Early intervention matters
Childhood is both long and short. Half of adults with mental health problems begin to show signs of significant distress by age 14 (Kessler et al., 2005). Kids have the potential to encounter many scrapes and worry about all kinds of things — being too soft-spoken or too loud, running too slow or writing too sloppy, kids laughing at them or being excluded, not having friends, having too many friends, having crushes, looking too small or too big. The fears and worries of childhood are stories of struggle and growth. If we can listen, understand and build skills early, we mitigate the onset of more serious problems down the road. Raising braver kids start with braver parents.
Building brave families
When I was introduced to Manatee’s care model for kids and met the team, I could not have been more impressed. They bring to life best practices in child mental health to provide the right care for the modern family. It starts with the presence of a caring professional who listens and helps, teaching evidence-based skills to tame anxious bodies and build strong minds — coupled with a platform to supercharge skill building in between sessions. This is a key ingredient to integrating learning and scaling change. Above all else, Manatee’s core team champions family connections because they understand, as I do, that we’re here to support and teach so that kids and families can be stronger through the next patch.

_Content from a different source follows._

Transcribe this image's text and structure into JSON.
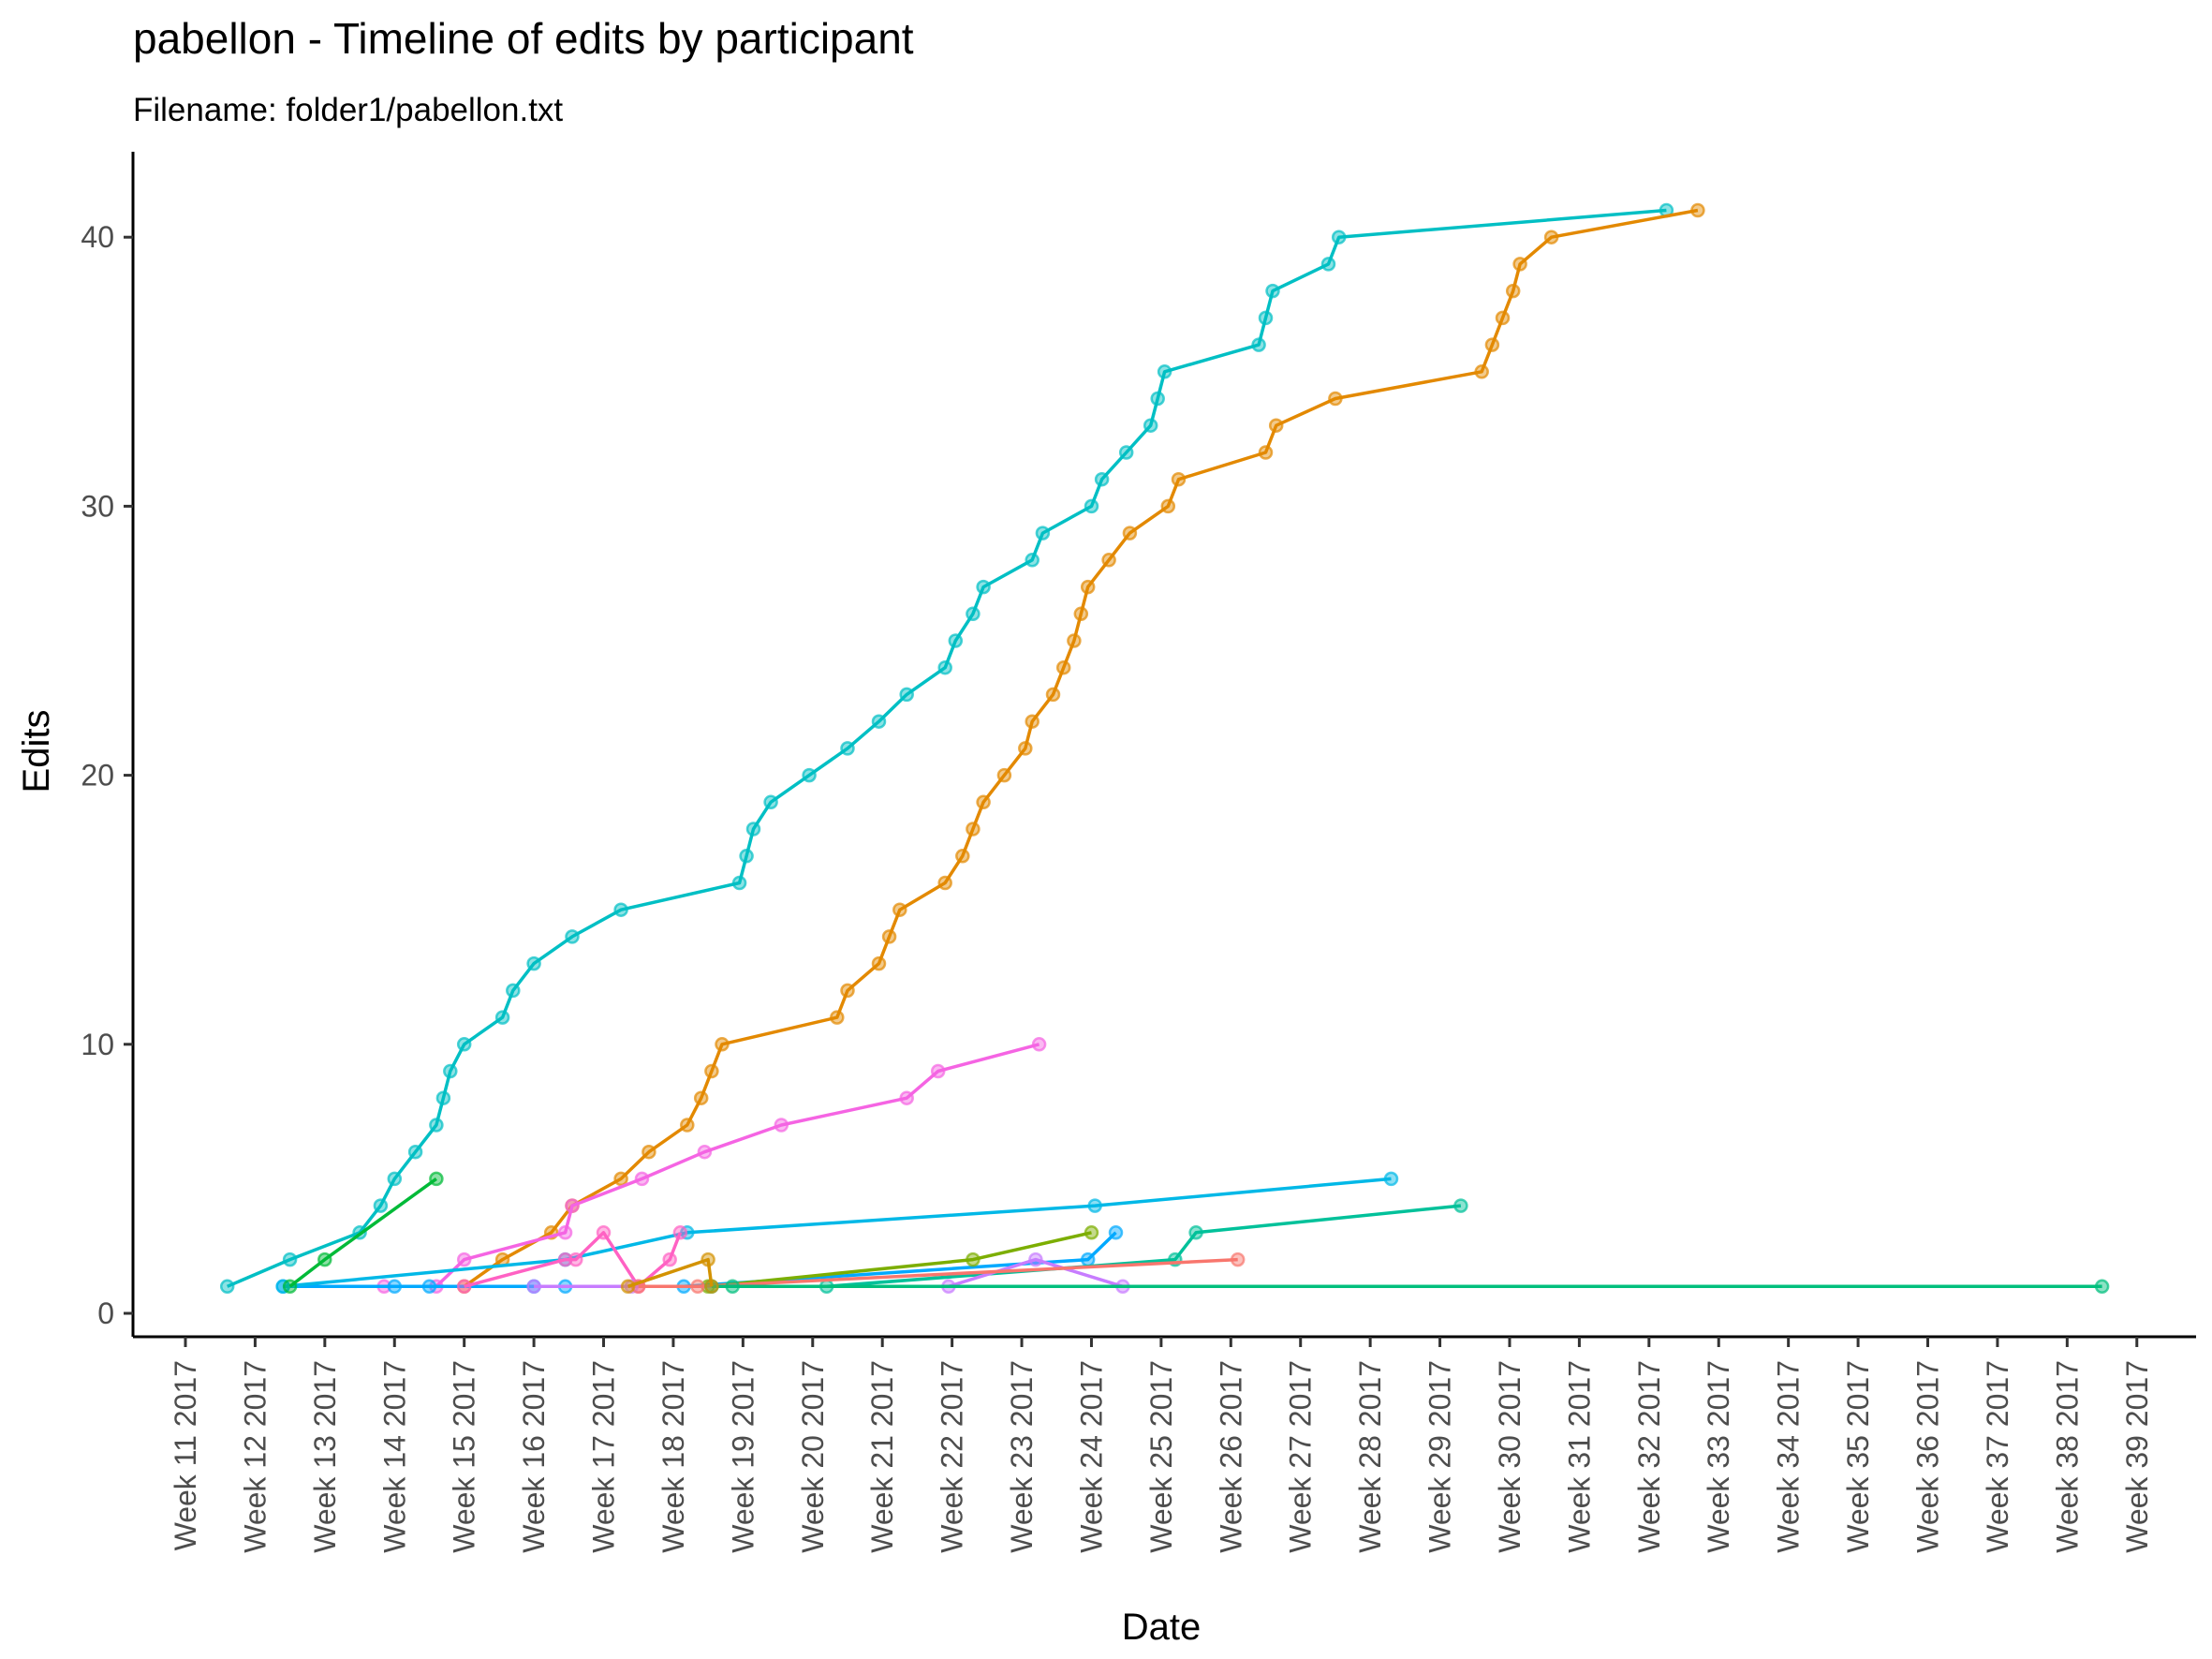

Synchronicity and mission brought me to Manatee, and I’m super excited to be joining this caring and brilliant team to help build braver families. With a little boost from modern technology, the Manatee model delivers on excellent, effective care for kids and families — with the potential to scale nationally and beyond to help solve a very important problem. Children and adults alike find comfort and courage in knowing that they are not alone in tough times. Manatee’s care model excels at encouraging trying, failing, learning so that kids and families can be braver — together.